Plus de votes que de bulletins émis
À la fermeture des bureaux de vote, et avant d’ouvrir les urnes, les agents électoraux doivent normalement passer par un processus compliqué et plutôt fastidieux connu sous le nom de réconciliation des bulletins.
Après avoir compté combien de bulletins de vote ils ont reçu le matin, ils doivent ensuite compter combien il en reste, et combien – s’il y en a – ont été déchirés ou gâchés et ont dû être mis de côté.
Le résultat leur indiquera combien de bulletins doivent se trouver dans l’urne. Il devrait également correspondre au nombre de noms cochés sur le registre.
La première tâche lorsque la boîte est ouverte est de compter le nombre de papiers à l’intérieur, ceci est fait avant de compter les votes pour les différents candidats.
S’il y a un écart, quelque chose ne va pas. Et s’il y a plus de papiers dans les boîtes que ce qui a été délivré par le personnel de vote, il est fort probable que quelqu’un a fait du « bourrage ».
C’est une raison suffisante pour annuler le résultat et organiser un nouveau scrutin.
Des résultats qui ne correspondent pas
Les téléphones portables ont rendu les élections beaucoup plus transparentes.
Il est désormais courant de permettre aux agents des partis, aux observateurs et parfois même aux électeurs d’assister au processus de dépouillement et de prendre des photos de la feuille de résultats avec leur téléphone.

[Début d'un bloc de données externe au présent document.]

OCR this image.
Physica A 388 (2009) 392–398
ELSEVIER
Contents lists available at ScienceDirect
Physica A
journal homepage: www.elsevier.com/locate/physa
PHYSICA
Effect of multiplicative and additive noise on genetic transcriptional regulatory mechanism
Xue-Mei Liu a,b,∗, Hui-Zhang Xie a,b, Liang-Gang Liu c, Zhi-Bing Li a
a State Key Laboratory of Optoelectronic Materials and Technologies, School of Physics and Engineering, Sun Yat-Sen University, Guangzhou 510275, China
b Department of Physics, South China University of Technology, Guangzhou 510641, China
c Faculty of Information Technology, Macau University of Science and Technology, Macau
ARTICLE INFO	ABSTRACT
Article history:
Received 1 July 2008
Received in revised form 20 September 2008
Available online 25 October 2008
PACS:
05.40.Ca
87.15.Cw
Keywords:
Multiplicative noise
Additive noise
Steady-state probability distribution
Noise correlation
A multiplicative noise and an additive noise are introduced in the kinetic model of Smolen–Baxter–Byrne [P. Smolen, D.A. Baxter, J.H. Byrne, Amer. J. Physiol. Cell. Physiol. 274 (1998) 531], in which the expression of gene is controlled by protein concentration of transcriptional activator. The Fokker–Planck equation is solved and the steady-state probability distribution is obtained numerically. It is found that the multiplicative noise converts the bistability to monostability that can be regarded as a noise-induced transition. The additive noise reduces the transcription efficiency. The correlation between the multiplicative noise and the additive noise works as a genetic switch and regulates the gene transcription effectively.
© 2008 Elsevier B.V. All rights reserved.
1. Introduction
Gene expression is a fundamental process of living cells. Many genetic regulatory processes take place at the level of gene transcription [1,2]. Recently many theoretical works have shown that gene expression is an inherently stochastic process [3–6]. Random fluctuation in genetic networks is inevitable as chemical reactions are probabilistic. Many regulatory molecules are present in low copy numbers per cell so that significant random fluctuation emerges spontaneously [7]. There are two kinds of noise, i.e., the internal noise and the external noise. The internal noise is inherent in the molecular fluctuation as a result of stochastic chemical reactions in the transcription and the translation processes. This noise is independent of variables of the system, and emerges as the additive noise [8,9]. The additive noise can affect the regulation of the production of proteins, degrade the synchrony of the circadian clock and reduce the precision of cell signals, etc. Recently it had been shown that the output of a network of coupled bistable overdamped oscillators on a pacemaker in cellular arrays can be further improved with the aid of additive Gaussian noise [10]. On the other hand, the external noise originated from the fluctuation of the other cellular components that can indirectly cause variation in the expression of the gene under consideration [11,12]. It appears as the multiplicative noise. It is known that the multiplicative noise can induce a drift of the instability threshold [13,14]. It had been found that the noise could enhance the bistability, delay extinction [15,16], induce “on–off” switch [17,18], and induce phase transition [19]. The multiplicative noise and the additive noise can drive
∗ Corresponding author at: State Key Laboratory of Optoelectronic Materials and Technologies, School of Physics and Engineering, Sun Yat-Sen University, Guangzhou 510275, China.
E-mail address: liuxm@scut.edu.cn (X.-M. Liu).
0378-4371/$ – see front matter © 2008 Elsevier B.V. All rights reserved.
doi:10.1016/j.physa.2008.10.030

Ils ont ainsi la preuve des résultats authentiques de leur région – juste au cas où ceux annoncés plus tard par la commission électorale ne correspondraient pas.
Il a manifestement fallu du temps aux politiciens véreux pour se rendre compte que les gens sauront désormais s’ils modifient les résultats.
Dans le sud-est du Togo, des représentants locaux du parti m’ont dit qu’ils avaient assisté au dépouillement en 2005 et qu’ils avaient approuvé le résultat ; ils ont vu le fonctionnaire responsable partir pour la capitale, emportant la feuille de résultats signée. Pourtant, les résultats annoncés plus tard à la radio étaient différents.
La même chose s’est produite dans la province du Katanga, en République démocratique du Congo, en 2011. Les résultats annoncés à la radio n’étaient pas les mêmes que ceux que les observateurs internationaux ont vu affichés à l’extérieur des bureaux de vote.
Mais cette transparence ne fonctionne que si l’annonce officielle des résultats comprend les chiffres des centres de dépouillement individuels – et cela est devenu un problème dans l’élection gabonaise actuelle.
Retard dans l’annonce des résultats
Enfin un élément qui n’est pas nécessairement un signe de truquage, mais qui est souvent supposé l’être.
Les commissions électorales, en particulier en Afrique, peuvent sembler prendre un temps anormalement long pour publier les résultats officiels.
Cela n’est pas aidé par les réseaux d’observateurs locaux et les partis politiques qui, en comptabilisant les résultats envoyés par leurs agents sur des téléphones portables, ont une bonne idée du résultat bien avant que le processus officiel, plus lourd, ne soit terminé.
Mais le processus officiel prend du temps, surtout dans les pays où les communications sont mauvaises, et l’introduction de systèmes modernes de transmission électronique n’a pas forcément aidé.
Lorsque ces systèmes se sont avérés trop exigeants pour le contexte, comme au Malawi l’année dernière, ils peuvent en fait augmenter les retards car le personnel se bat pour faire fonctionner la technologie.
Dans ce cas particulier, les résultats ont finalement dû être transmis à l’ancienne : placés dans des enveloppes et conduits jusqu’à la capitale sous escorte policière.
Entre-temps, les allégations de truquage ont fusé.
Le retard est certainement dangereux, alimentant les rumeurs de résultats « massés » avant leur publication et augmentant les tensions, mais ce n’est pas une preuve irréfutable de truquage.